The gifts borne to me via the energy currents of my mom have kept coming through life and through the approach of death. Conrad Richter's trilogy in paperback, The Trees, The Fields, The Town itself was a physical gift that lives on a shelf in Minnesota--I don't recall the year she gave it to me. Since I've come to Massachusetts to see her along I've reveled in the gift of time, to expand a website and set up a marketing newsletter in email, to learn to use this Apple computer for my various purposes that are beyond the uses she had for it. I've sat here by the big window that by comic accident lost its curtain rod and drapes, exposing sky and treetops and neighboring rooftops to my mom's wandering eyes in a way that was quickly a blessing for her, and begun on my third miniature watercolor in just two weeks.

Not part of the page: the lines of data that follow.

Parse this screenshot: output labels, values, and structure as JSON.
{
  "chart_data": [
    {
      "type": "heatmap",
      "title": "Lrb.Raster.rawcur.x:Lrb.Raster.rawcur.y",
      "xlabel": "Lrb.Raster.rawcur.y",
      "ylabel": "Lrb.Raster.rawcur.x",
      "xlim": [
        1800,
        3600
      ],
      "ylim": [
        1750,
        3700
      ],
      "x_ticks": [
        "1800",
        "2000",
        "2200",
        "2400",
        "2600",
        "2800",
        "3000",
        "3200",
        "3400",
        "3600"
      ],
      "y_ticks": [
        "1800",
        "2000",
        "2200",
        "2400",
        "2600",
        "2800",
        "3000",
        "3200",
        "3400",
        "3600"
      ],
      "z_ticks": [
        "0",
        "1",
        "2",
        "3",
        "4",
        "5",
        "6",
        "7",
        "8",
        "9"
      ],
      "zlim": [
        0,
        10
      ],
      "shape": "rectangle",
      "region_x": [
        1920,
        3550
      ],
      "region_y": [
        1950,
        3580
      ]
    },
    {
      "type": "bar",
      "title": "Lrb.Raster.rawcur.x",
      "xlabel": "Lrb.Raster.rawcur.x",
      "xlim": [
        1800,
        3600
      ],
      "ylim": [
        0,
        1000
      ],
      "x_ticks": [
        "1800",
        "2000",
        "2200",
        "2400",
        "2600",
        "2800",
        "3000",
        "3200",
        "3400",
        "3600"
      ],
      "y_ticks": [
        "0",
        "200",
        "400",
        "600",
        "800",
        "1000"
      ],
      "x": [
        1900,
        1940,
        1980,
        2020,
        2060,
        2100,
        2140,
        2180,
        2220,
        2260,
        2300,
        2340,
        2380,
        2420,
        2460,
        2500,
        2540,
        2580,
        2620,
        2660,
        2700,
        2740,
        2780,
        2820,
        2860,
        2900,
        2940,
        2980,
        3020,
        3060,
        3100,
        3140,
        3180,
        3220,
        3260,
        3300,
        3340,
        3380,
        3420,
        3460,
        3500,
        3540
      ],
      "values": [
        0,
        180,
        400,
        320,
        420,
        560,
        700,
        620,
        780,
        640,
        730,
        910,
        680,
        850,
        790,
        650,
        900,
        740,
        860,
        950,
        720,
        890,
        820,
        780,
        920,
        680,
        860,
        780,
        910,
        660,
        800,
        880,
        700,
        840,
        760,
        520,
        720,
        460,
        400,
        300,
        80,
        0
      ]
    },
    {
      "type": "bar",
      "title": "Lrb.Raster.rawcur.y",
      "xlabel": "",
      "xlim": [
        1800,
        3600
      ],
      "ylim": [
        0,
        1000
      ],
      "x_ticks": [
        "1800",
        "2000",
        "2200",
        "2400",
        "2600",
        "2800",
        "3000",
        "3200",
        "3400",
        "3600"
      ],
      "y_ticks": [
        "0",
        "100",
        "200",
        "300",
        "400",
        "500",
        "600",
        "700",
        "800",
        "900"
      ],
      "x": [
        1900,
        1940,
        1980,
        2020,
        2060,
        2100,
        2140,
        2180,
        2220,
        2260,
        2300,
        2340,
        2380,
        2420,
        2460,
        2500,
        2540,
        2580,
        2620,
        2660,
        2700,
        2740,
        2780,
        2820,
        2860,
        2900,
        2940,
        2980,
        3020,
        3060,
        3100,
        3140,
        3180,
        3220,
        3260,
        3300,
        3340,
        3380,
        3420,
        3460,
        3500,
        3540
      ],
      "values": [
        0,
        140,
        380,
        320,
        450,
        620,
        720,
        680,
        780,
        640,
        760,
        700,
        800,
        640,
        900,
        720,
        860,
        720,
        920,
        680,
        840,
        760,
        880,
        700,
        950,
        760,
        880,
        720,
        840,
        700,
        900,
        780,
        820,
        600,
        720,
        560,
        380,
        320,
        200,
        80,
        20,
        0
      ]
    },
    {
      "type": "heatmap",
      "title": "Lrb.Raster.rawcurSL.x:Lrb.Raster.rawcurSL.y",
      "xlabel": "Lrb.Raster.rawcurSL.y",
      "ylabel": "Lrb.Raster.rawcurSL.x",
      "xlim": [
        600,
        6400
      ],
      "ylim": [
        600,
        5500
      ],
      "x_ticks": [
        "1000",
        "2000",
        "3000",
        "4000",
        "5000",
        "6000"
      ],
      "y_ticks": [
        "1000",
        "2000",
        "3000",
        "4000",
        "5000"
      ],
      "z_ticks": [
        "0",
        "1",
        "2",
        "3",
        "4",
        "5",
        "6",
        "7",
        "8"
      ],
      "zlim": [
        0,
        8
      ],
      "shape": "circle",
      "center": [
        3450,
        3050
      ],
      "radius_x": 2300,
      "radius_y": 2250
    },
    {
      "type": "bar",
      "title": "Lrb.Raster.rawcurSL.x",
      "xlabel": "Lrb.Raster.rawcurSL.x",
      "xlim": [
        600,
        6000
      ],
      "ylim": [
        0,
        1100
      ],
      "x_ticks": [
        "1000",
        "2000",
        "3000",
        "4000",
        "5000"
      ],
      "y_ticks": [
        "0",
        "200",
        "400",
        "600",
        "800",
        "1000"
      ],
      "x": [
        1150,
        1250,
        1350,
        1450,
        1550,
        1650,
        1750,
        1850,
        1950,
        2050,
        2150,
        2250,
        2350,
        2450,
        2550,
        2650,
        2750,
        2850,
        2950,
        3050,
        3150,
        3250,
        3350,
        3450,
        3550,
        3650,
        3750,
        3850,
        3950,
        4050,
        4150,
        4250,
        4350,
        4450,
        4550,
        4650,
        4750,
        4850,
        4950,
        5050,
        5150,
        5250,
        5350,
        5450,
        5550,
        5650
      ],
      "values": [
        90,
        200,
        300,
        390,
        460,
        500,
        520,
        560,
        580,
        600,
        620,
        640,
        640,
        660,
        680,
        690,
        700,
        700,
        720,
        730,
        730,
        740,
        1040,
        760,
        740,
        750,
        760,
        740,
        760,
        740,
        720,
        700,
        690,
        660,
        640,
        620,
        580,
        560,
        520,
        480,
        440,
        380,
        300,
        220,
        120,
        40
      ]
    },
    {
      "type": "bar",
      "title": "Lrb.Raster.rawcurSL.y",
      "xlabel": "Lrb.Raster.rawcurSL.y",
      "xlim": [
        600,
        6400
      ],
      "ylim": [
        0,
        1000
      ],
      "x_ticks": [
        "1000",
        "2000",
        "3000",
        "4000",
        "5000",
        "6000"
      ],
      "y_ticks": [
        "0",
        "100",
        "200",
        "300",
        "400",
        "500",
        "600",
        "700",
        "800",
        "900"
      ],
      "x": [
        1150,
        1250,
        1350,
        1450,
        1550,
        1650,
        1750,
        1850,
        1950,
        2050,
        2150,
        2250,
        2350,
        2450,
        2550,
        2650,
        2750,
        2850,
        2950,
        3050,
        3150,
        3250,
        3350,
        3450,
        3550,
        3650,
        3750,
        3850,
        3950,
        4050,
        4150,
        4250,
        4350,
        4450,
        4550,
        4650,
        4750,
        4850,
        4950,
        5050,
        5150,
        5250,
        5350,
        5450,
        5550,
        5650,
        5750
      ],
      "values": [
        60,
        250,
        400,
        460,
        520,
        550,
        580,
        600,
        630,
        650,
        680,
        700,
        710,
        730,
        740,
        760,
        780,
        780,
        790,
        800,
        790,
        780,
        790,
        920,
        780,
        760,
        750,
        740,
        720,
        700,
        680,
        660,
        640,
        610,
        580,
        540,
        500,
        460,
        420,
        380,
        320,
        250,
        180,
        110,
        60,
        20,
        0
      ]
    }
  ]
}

Sometimes now I am for a few seconds afraid that I'll never get over this sorrow, it's so deep and chaptered back into childhood, but after all I'm still sitting here with Ruth, my mother, who hasn't died yet. She has that matriarchal body, with a hardihood that I'm sure she's passed to me. Out these walls I know of infinite unfolding stories that would shrink our particulars all to drops of water. This newest miniature watercolor she saw and enjoyed in its early development: it was due and proper to work on, given what the wide window shows of Massachusetts snowpack and what the bed shows of a woman's body shrinking ever deeper into slumber. The birds are a reminder of what has kept making people want to come back.